Para os cientistas que participam da elaboração do documento, a Amazônia é um dos exemplos de situações que estão sendo levadas a um “ponto de ruptura”.
“Eventos extremos mais frequentes e intensos, adicionais às tendências climáticas progressivas, estão empurrando mais ecossistemas para pontos de ruptura além dos quais mudanças abruptas ou transições para um estado degradado ou totalmente diferente podem ocorrer”, alertam.
“Os efeitos combinados e interativos entre mudança climática, desmatamento e incêndios florestais são projetados para levar a mais de 60% de redução de área coberta até 2050”, diz.
Mas o informe não é apenas alarmista e indica caminhos para superar a crise. O principal deles: a preservação.
“Há evidências crescentes de que a proteção de ecossistemas naturais intactos existentes e a restauração de ecossistemas degradados e semi-naturais, como florestas, pântanos ou zonas úmidas, mantém e reconstrói a resiliência e é uma chave de adaptação e mitigação eficazes, e da conservação da biodiversidade”, afirmou.
Outra recomendação é a de buscar, justamente entre os indígenas, conhecimentos sobre como administrar essa transformação, além da própria ciência.
“Conhecimento indígena e o conhecimento local podem fornecer estratégias cruciais de adaptação para alimentos, fibras, ecossistemas florestais e manejados em risco devido à mudança climática”, sugere. “Povos Indígenas desenvolveram sofisticados conhecimentos de adaptação baseados em ecossistemas a partir da vida em florestas tropicais. Eles podem desempenhar um papel fundamental em apoio ao provisionamento e serviços culturais ecossistêmicos nesses ambientes utilizando abordagens tais como criação participativa, monitoramento participativo ou adaptação baseada na comunidade”, constata.
Evitar o desmatamento
De acordo com o IPCC, evitar a perda de biodiversidade e deter o desmatamento serão elementos importantes para construir uma “resiliência climática”.

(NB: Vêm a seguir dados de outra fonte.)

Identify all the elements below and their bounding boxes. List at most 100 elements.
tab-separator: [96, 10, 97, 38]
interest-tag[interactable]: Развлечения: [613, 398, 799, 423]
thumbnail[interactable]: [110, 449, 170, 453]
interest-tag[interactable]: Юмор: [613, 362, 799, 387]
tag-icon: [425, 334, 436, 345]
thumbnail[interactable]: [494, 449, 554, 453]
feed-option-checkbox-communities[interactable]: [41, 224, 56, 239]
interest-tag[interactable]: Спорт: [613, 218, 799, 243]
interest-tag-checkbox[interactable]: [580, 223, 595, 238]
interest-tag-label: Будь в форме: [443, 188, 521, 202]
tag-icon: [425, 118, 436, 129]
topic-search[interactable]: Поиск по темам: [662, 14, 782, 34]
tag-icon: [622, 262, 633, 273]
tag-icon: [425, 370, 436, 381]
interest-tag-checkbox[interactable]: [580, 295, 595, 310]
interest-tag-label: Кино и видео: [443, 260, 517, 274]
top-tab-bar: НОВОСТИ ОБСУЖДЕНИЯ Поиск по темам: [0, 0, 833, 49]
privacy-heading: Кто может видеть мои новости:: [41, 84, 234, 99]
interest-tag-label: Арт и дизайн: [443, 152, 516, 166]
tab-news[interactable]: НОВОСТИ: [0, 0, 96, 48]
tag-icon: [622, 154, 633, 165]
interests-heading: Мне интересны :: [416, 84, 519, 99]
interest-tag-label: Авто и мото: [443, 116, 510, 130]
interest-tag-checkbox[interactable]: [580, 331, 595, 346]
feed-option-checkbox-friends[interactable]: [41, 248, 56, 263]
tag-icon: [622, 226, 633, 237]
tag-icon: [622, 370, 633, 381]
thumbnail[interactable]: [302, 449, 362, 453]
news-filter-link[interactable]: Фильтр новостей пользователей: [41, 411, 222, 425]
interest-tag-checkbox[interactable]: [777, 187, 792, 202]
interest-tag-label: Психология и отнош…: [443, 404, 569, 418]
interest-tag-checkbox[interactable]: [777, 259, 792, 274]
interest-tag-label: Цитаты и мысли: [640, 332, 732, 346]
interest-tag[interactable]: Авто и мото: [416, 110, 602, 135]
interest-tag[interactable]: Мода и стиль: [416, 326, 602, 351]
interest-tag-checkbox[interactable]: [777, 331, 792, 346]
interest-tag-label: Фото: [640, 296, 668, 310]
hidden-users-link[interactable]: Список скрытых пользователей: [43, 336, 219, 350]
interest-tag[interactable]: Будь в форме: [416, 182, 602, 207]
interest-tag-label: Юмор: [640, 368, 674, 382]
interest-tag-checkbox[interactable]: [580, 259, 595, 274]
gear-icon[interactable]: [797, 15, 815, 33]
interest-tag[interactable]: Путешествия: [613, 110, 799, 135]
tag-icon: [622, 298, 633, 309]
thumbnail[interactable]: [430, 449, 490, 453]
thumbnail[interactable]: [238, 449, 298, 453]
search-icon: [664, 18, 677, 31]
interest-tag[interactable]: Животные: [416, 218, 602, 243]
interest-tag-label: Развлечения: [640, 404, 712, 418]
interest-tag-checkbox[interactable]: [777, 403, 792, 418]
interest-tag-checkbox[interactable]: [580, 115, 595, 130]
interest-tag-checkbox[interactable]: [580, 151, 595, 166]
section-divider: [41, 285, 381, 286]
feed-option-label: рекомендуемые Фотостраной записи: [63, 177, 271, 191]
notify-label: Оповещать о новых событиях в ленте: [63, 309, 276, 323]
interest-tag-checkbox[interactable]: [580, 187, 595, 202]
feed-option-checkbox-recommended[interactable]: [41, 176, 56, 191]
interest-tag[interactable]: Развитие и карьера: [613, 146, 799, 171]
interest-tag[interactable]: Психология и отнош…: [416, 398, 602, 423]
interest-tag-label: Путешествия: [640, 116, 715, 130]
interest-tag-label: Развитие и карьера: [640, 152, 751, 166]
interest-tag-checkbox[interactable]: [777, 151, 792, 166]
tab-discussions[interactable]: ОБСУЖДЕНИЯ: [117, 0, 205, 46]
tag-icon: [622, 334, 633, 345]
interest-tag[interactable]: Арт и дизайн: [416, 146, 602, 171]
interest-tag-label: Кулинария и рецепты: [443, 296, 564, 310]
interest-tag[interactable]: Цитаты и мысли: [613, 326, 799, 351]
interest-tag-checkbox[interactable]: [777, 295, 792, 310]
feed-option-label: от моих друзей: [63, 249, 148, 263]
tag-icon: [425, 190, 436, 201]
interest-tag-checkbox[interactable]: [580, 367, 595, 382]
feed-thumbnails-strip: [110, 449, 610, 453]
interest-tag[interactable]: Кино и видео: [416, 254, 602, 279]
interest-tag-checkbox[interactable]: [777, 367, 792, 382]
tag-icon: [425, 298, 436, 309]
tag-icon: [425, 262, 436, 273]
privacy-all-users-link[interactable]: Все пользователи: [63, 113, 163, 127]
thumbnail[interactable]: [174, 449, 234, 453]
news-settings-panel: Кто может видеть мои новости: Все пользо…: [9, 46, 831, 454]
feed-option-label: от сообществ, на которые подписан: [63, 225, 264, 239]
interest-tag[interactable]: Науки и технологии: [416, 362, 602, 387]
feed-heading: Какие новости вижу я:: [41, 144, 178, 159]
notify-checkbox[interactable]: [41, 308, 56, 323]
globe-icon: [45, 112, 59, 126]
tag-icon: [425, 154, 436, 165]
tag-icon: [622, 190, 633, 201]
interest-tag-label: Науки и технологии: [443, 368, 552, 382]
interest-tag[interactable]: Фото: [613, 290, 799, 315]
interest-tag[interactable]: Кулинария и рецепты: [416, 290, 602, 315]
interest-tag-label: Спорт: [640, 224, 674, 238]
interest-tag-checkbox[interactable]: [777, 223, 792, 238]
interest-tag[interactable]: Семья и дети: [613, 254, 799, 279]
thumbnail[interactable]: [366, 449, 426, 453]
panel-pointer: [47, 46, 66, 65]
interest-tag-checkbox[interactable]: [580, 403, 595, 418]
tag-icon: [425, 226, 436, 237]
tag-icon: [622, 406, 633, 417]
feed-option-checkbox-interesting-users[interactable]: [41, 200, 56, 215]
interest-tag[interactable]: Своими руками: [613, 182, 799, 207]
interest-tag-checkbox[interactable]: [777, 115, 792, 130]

O documento também desmonta a tese de que a preservação representa um investimento elevado. “Os benefícios das intervenções de adaptação muitas vezes compensam os custos. Existem oportunidades para que os países tropicais criem novos mercados potenciais de serviços ambientais para ações climáticas, como o gerenciamento do armazenamento de carbono e refúgios de biodiversidade nas florestas, com os benefícios das intervenções de adaptação superando os custos”, sugere.
Entre as recomendações para a América do Sul, o IPCC sugere expandir as ações de adaptação às mudanças climáticas na agricultura e setores florestais para incluir o manejo do solo e da água, diversificação de culturas, agricultura inteligente do ponto de vista climático, sistemas de alerta, mudança de plantação para evitar o aumento da temperatura e pragas, e melhorias no manejo de pastagens e gado”.
É também recomendada a implementação dos planos nacionais de adaptação para a agricultura e setores florestais. Segundo o IPCC, tais planos mostram avanços institucionais, mas vivem uma “implementação limitada em todos os países, uma vez que as barreiras persistem”.